Eine intensive Landwirtschaft bringt große Risiken für Umwelt und Mensch mit sich. Beispiele dafür sind erhöhte Nitratgehalte im Trinkwasser, der Artenrückgang bei Pflanzen und Tieren, die Belastung der Lebensmittel mit Schadstoffen und die zunehmende Bodenerosion. Die biologische Landwirtschaft hingegen stellt mit ihrer naturnahen Produktionsweise dieser Entwicklung eine Alternative gegenüber.

Geschlossene Nährstoffkreisläufe
In der biologischen Landwirtschaft wird darauf Wert gelegt, dass Futtermittel und Düngemittel aus dem eigenen Betrieb stammen und nicht zugekauft werden. Dadurch entsteht ein funktionierendes Kreislaufsystem, das sowohl ökonomisch wie ökologisch vorteilhaft ist.

Erhaltung der Bodenfruchtbarkeit
Fruchtbare, das heißt lebendige Böden, sind in der biologischen Landwirtschaft die Basis für nachhaltig gute Erträge und für die Pflanzengesundheit. Das Bodenleben ist dabei von entscheidender Bedeutung und wird deshalb gezielt durch organische Düngemittel, schonende Bodenbearbeitung und Verzicht auf Pflanzenschutzmittel gefördert.
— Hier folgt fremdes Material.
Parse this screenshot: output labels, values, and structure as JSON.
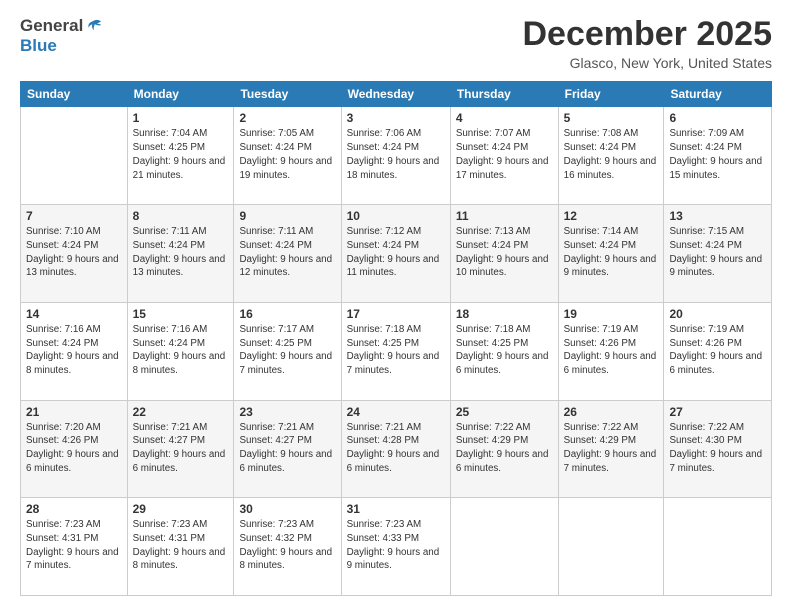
{
  "header": {
    "logo_line1": "General",
    "logo_line2": "Blue",
    "month_title": "December 2025",
    "location": "Glasco, New York, United States"
  },
  "days_of_week": [
    "Sunday",
    "Monday",
    "Tuesday",
    "Wednesday",
    "Thursday",
    "Friday",
    "Saturday"
  ],
  "weeks": [
    [
      {
        "day": "",
        "sunrise": "",
        "sunset": "",
        "daylight": ""
      },
      {
        "day": "1",
        "sunrise": "Sunrise: 7:04 AM",
        "sunset": "Sunset: 4:25 PM",
        "daylight": "Daylight: 9 hours and 21 minutes."
      },
      {
        "day": "2",
        "sunrise": "Sunrise: 7:05 AM",
        "sunset": "Sunset: 4:24 PM",
        "daylight": "Daylight: 9 hours and 19 minutes."
      },
      {
        "day": "3",
        "sunrise": "Sunrise: 7:06 AM",
        "sunset": "Sunset: 4:24 PM",
        "daylight": "Daylight: 9 hours and 18 minutes."
      },
      {
        "day": "4",
        "sunrise": "Sunrise: 7:07 AM",
        "sunset": "Sunset: 4:24 PM",
        "daylight": "Daylight: 9 hours and 17 minutes."
      },
      {
        "day": "5",
        "sunrise": "Sunrise: 7:08 AM",
        "sunset": "Sunset: 4:24 PM",
        "daylight": "Daylight: 9 hours and 16 minutes."
      },
      {
        "day": "6",
        "sunrise": "Sunrise: 7:09 AM",
        "sunset": "Sunset: 4:24 PM",
        "daylight": "Daylight: 9 hours and 15 minutes."
      }
    ],
    [
      {
        "day": "7",
        "sunrise": "Sunrise: 7:10 AM",
        "sunset": "Sunset: 4:24 PM",
        "daylight": "Daylight: 9 hours and 13 minutes."
      },
      {
        "day": "8",
        "sunrise": "Sunrise: 7:11 AM",
        "sunset": "Sunset: 4:24 PM",
        "daylight": "Daylight: 9 hours and 13 minutes."
      },
      {
        "day": "9",
        "sunrise": "Sunrise: 7:11 AM",
        "sunset": "Sunset: 4:24 PM",
        "daylight": "Daylight: 9 hours and 12 minutes."
      },
      {
        "day": "10",
        "sunrise": "Sunrise: 7:12 AM",
        "sunset": "Sunset: 4:24 PM",
        "daylight": "Daylight: 9 hours and 11 minutes."
      },
      {
        "day": "11",
        "sunrise": "Sunrise: 7:13 AM",
        "sunset": "Sunset: 4:24 PM",
        "daylight": "Daylight: 9 hours and 10 minutes."
      },
      {
        "day": "12",
        "sunrise": "Sunrise: 7:14 AM",
        "sunset": "Sunset: 4:24 PM",
        "daylight": "Daylight: 9 hours and 9 minutes."
      },
      {
        "day": "13",
        "sunrise": "Sunrise: 7:15 AM",
        "sunset": "Sunset: 4:24 PM",
        "daylight": "Daylight: 9 hours and 9 minutes."
      }
    ],
    [
      {
        "day": "14",
        "sunrise": "Sunrise: 7:16 AM",
        "sunset": "Sunset: 4:24 PM",
        "daylight": "Daylight: 9 hours and 8 minutes."
      },
      {
        "day": "15",
        "sunrise": "Sunrise: 7:16 AM",
        "sunset": "Sunset: 4:24 PM",
        "daylight": "Daylight: 9 hours and 8 minutes."
      },
      {
        "day": "16",
        "sunrise": "Sunrise: 7:17 AM",
        "sunset": "Sunset: 4:25 PM",
        "daylight": "Daylight: 9 hours and 7 minutes."
      },
      {
        "day": "17",
        "sunrise": "Sunrise: 7:18 AM",
        "sunset": "Sunset: 4:25 PM",
        "daylight": "Daylight: 9 hours and 7 minutes."
      },
      {
        "day": "18",
        "sunrise": "Sunrise: 7:18 AM",
        "sunset": "Sunset: 4:25 PM",
        "daylight": "Daylight: 9 hours and 6 minutes."
      },
      {
        "day": "19",
        "sunrise": "Sunrise: 7:19 AM",
        "sunset": "Sunset: 4:26 PM",
        "daylight": "Daylight: 9 hours and 6 minutes."
      },
      {
        "day": "20",
        "sunrise": "Sunrise: 7:19 AM",
        "sunset": "Sunset: 4:26 PM",
        "daylight": "Daylight: 9 hours and 6 minutes."
      }
    ],
    [
      {
        "day": "21",
        "sunrise": "Sunrise: 7:20 AM",
        "sunset": "Sunset: 4:26 PM",
        "daylight": "Daylight: 9 hours and 6 minutes."
      },
      {
        "day": "22",
        "sunrise": "Sunrise: 7:21 AM",
        "sunset": "Sunset: 4:27 PM",
        "daylight": "Daylight: 9 hours and 6 minutes."
      },
      {
        "day": "23",
        "sunrise": "Sunrise: 7:21 AM",
        "sunset": "Sunset: 4:27 PM",
        "daylight": "Daylight: 9 hours and 6 minutes."
      },
      {
        "day": "24",
        "sunrise": "Sunrise: 7:21 AM",
        "sunset": "Sunset: 4:28 PM",
        "daylight": "Daylight: 9 hours and 6 minutes."
      },
      {
        "day": "25",
        "sunrise": "Sunrise: 7:22 AM",
        "sunset": "Sunset: 4:29 PM",
        "daylight": "Daylight: 9 hours and 6 minutes."
      },
      {
        "day": "26",
        "sunrise": "Sunrise: 7:22 AM",
        "sunset": "Sunset: 4:29 PM",
        "daylight": "Daylight: 9 hours and 7 minutes."
      },
      {
        "day": "27",
        "sunrise": "Sunrise: 7:22 AM",
        "sunset": "Sunset: 4:30 PM",
        "daylight": "Daylight: 9 hours and 7 minutes."
      }
    ],
    [
      {
        "day": "28",
        "sunrise": "Sunrise: 7:23 AM",
        "sunset": "Sunset: 4:31 PM",
        "daylight": "Daylight: 9 hours and 7 minutes."
      },
      {
        "day": "29",
        "sunrise": "Sunrise: 7:23 AM",
        "sunset": "Sunset: 4:31 PM",
        "daylight": "Daylight: 9 hours and 8 minutes."
      },
      {
        "day": "30",
        "sunrise": "Sunrise: 7:23 AM",
        "sunset": "Sunset: 4:32 PM",
        "daylight": "Daylight: 9 hours and 8 minutes."
      },
      {
        "day": "31",
        "sunrise": "Sunrise: 7:23 AM",
        "sunset": "Sunset: 4:33 PM",
        "daylight": "Daylight: 9 hours and 9 minutes."
      },
      {
        "day": "",
        "sunrise": "",
        "sunset": "",
        "daylight": ""
      },
      {
        "day": "",
        "sunrise": "",
        "sunset": "",
        "daylight": ""
      },
      {
        "day": "",
        "sunrise": "",
        "sunset": "",
        "daylight": ""
      }
    ]
  ]
}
Schonung der natürlichen Ressourcen
Auf chemisch-synthetische Pflanzenschutzmittel und leichtlösliche Dünger verzichtet die Bio-Landwirtschaft. Dies spart viel Energie und schont Wasser, Luft und Boden. Auch die Bodenerosion ist bei biologisch bewirtschafteten Böden deutlich geringer. Und nicht zuletzt trägt die biologische Landwirtschaft, aufgrund des geringeren Energie- und CO2-Verbrauchs, nachhaltig zum Klimaschutz bei.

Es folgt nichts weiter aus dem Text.